The factors that may have been responsible were, first, sulfonamide and penicillin for infection; second, ergometrine use to reduce postpartum hemorrhage; third, universal blood transfusion; and fourth, much better cooperation and better medical education and so on.
What is interesting was that although the decline was partly due to the National Health Service, the fall occurred at the same rate in almost every country in the world. Figure 4 shows a huge disparity in maternal mortality rates among the United States, Australia, England and Wales, and the Netherlands before 1937, but after that it converges. By 1946, maternal mortality in these countries was separated by a whisker. There were ≈60 deaths for every 100,000 births and every country congratulated itself on its obstetric services.
The United States said “this was a triumph of capitalism and modern medicine.”
Australia said, “We Australians have always been the best.”
Britain said, “It is the National Health Service.”
Sweden and the Netherlands said, “It is our marvelous service.”
Maybe each was right, but you can produce your own explanation. The disparity disappears almost completely by 1960 and has continued to today, where only a hairbreadth’s difference in maternal mortality rates exists among these countries.
Dr Ladipo: You talked about the pattern from 1850 onwards. What happened before 1850?
Dr Loudon: The important work was by Wrigley and Schofield, who wrote a population history of England [Wrigley EA, Schofield RS. The population history of England. A reconstruction. Cambridge: Cambridge University Press, 1981].
They found maternal mortality rates were certainly higher at ≈400–500 per 100,000 births throughout the 19th century. It was a bit higher at the beginning of the 19th century and was up to perhaps 1000 per 100,000 births in the early part of the 18th century.
I have a graph in my book [Loudon I. Death in childbirth. Oxford: Clarendon Press, 1992] that shows maternal mortality stretching back in history and, as you go back, it goes up very slightly and then we lose track because there really are no data as yet.
Nevertheless, a dramatic fall in maternal mortality did not occur until 1937. A more dramatic fall was observed for Sweden, but that is another issue.
There is one recent and absolutely fascinating fact that does not affect maternal mortality at all, but it affects the topic we are talking about today. If you trace back infant mortality divided into neonatal and post-neonatal mortality right through the 19th century, post-neonatal mortality rates were much higher than neonatal rates, and that continued into the 20th century. Then, both mortality rates declined, but the neonatal rate went down more slowly than the post-neonatal rate, as expected.
The crossover point was ≈1950, after which neonatal mortality was higher than post-neonatal.
It has recently been discovered that for reasons that none of us can fathom, between 1700 and 1750 neonatal mortality was higher than post-neonatal mortality. After this time, both mortality rates suddenly came down, crossed over, and adopted the position described above for the next 150 y. This is purely a point of academic fascination, discovered by Professor Wrigley.
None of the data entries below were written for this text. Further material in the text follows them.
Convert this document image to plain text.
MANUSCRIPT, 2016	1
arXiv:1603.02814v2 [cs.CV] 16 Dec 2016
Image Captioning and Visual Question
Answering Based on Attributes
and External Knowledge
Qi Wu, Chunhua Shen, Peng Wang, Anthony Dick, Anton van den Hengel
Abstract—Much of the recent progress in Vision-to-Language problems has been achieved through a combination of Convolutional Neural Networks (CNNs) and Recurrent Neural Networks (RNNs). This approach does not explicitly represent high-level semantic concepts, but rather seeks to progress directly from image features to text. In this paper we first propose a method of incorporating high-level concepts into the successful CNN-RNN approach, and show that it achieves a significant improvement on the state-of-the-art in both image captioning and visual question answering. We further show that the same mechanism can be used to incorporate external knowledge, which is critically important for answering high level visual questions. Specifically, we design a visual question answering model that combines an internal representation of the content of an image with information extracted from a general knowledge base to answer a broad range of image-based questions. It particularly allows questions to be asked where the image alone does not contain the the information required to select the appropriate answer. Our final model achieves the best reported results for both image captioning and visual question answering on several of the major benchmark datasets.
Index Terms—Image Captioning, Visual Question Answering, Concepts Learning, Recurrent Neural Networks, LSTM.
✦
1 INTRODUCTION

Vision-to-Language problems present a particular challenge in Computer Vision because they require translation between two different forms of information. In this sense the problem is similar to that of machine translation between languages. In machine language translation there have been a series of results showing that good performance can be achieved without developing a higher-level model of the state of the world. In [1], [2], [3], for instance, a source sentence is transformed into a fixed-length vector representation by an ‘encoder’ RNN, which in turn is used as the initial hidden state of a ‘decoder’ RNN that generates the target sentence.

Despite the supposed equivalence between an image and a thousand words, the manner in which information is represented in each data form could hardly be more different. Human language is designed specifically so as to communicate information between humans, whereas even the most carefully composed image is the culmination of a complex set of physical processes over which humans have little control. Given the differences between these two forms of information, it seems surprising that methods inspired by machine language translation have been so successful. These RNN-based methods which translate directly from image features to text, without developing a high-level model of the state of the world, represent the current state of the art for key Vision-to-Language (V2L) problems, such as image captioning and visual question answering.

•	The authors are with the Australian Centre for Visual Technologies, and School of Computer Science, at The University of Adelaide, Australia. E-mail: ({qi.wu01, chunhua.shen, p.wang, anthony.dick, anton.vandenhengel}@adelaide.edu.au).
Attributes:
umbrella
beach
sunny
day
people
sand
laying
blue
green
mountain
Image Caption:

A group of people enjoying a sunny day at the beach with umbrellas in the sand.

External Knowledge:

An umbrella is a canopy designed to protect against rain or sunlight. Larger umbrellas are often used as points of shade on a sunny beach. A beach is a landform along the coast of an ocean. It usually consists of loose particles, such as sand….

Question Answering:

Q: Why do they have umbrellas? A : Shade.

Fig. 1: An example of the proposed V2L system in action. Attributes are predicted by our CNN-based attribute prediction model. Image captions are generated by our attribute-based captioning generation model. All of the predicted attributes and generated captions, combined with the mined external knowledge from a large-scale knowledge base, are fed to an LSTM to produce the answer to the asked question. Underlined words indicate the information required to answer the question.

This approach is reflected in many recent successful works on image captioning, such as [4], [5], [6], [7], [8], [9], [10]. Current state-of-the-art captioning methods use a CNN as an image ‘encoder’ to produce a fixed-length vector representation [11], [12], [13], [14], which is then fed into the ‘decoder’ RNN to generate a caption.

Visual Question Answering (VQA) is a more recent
I do not know the explanation, and we have discussed it back and forth.
To come back to your original question, there was a slight fall in maternal mortality rates through the 18th century as far as we know. Indirect work, including Wrigley and Schofield’s brilliant work on parish records, has confirmed that there was not much of a fall in maternal mortality rates then in the United Kingdom.
We do not know what happened in other countries except in Sweden where there was a profound fall.
Dr Maine: Are there situations in maternal mortality where each attributable and relative risk might have advantages?
Dr Loudon: As far as there is any analogy—and a very slight analogy may exist between historical work and modern work in the developing world—my feeling is that trying to get the best figures you can on attributable risk is essential, but you must recognize that it is an extremely difficult thing to do. You have to try to estimate the range of error in the data that you get, but without at least trying to do so I think you are hamstrung in trying to intervene.